寒いと言っていたから寝ぼけて暖を取りに擦り寄ってきたのだろうと予測できた。

「(本当に危機感のない人ですね...)」

起こして注意することもできたが、それはできなかった。
起こすのが可哀想だというのが建前で、満更でもないというのが本音だった。
鬼灯は名前が眠っているのをいいことに、腹にある名前の手の上に自分の手を重ねた。
明日が休日であることに感謝し、鬼灯は眠ることを諦めた。

翌朝。
いつのまにか意識を手放していた鬼灯が起きると、もう名前は離れていた。
時計を見ると6時30分を回ったところだ。
名前を見ると暑そうに布団を剥ぎほんのりと汗をかいていた。
鬼灯は起き上がって身を整えると朝食を作り始め、食べ物のいい香りがしてきた頃、名前は目を覚ました。

「......あっつ...」

名前は布団を剥いで起き上がった。
スウェットの下は汗だくだ。
ガラリとリビングへ通ずる扉を開けると鬼灯が朝食の用意をしていた。
きちんと新聞まで置いてある。

「(秘書かな??)」
「おはようございます、具合はどうですか?」
「おはよう。

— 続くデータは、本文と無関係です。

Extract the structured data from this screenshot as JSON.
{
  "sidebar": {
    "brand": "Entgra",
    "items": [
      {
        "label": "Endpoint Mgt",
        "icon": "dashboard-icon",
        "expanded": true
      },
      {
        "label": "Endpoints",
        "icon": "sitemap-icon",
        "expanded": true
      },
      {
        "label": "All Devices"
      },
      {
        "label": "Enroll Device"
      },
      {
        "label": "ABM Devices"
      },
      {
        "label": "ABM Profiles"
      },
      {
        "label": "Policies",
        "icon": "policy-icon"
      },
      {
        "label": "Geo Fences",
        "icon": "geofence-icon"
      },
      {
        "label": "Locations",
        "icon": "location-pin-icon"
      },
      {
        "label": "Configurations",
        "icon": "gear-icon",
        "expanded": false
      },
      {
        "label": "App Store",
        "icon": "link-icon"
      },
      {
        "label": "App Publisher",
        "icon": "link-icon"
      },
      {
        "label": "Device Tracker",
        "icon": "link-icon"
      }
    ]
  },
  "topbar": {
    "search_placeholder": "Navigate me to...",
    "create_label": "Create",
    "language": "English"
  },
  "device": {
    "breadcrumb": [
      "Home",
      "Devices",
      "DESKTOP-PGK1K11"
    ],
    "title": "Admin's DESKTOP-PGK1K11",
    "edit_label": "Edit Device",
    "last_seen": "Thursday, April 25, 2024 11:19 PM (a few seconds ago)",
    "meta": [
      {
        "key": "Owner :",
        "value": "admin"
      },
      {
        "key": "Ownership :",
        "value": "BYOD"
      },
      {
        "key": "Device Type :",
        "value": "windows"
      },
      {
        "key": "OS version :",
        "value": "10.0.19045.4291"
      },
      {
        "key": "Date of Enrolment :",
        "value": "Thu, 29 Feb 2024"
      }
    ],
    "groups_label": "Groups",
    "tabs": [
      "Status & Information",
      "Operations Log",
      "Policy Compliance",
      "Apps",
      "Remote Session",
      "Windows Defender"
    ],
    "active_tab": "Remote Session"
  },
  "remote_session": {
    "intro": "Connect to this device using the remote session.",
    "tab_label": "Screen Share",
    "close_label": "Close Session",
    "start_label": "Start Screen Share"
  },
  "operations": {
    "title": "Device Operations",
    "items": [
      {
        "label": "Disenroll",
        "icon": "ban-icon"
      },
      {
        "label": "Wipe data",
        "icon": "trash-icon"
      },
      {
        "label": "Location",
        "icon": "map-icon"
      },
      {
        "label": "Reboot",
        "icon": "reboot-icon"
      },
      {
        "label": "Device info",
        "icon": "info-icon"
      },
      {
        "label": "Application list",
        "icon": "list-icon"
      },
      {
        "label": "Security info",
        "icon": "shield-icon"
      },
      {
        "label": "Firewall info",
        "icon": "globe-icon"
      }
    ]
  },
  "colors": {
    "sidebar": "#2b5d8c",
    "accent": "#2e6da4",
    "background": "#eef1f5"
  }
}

熱っぽいしだるいけど、寒いのはなくなった。汗やばいから先シャワー浴びてくる」

そう言って名前はシャワーを浴びに行った。
鬼灯は椅子に掛け、昨夜のことをぼんやりと思い出していた。
...もしあのまま、自分が彼女を組み敷いて、あの可愛らしい唇にキスをして、その続きまでしていたら...?

「(泣いて嫌がるのがオチ、ですね...)」

鬼灯はふぅと溜息をついて、自分の辛抱強さを褒め讃えた。
好いた女性ができること自体かなり久しいのだ。
もし名前に過去のトラウマがなかったらこんな状況だ、とっくに手を出しているであろう。
鬼灯はありがたいと思え、と身勝手なことを考えた。
その後シャワーから出てきた名前と共に朝食を取った。

「私、鬼灯くんみたいな旦那ほしいなぁ」
「なんですか藪から棒に」
「ご飯美味しいし、面倒見いいし」
「私は主夫は嫌ですよ」
「あーそっかぁ...」
「あとその男性嫌いをなんとかしないと結婚は難しいですよ」
「ぐっ...ですよねぇ...でもどうしようもないんだもん...どうしろってのさ...」

名前は器用に朝食を食べながら新聞を読み、鬼灯と会話している。
行儀が悪いからやめなさい、と注意したかったが、おそらくこれが彼女の日課なのだろうと思い黙っておいた。

「嫌いな食べ物と同じで慣れるしかないですよ」
「そんな気長に慣れさせてくれる人実際にいないって〜」
「(私がそれに付き合ってやると言ったところで挑戦するとも思えないですけどね...)」

鬼灯はそれについて具体的な解決策を提示することなく、身支度をした名前を見送った。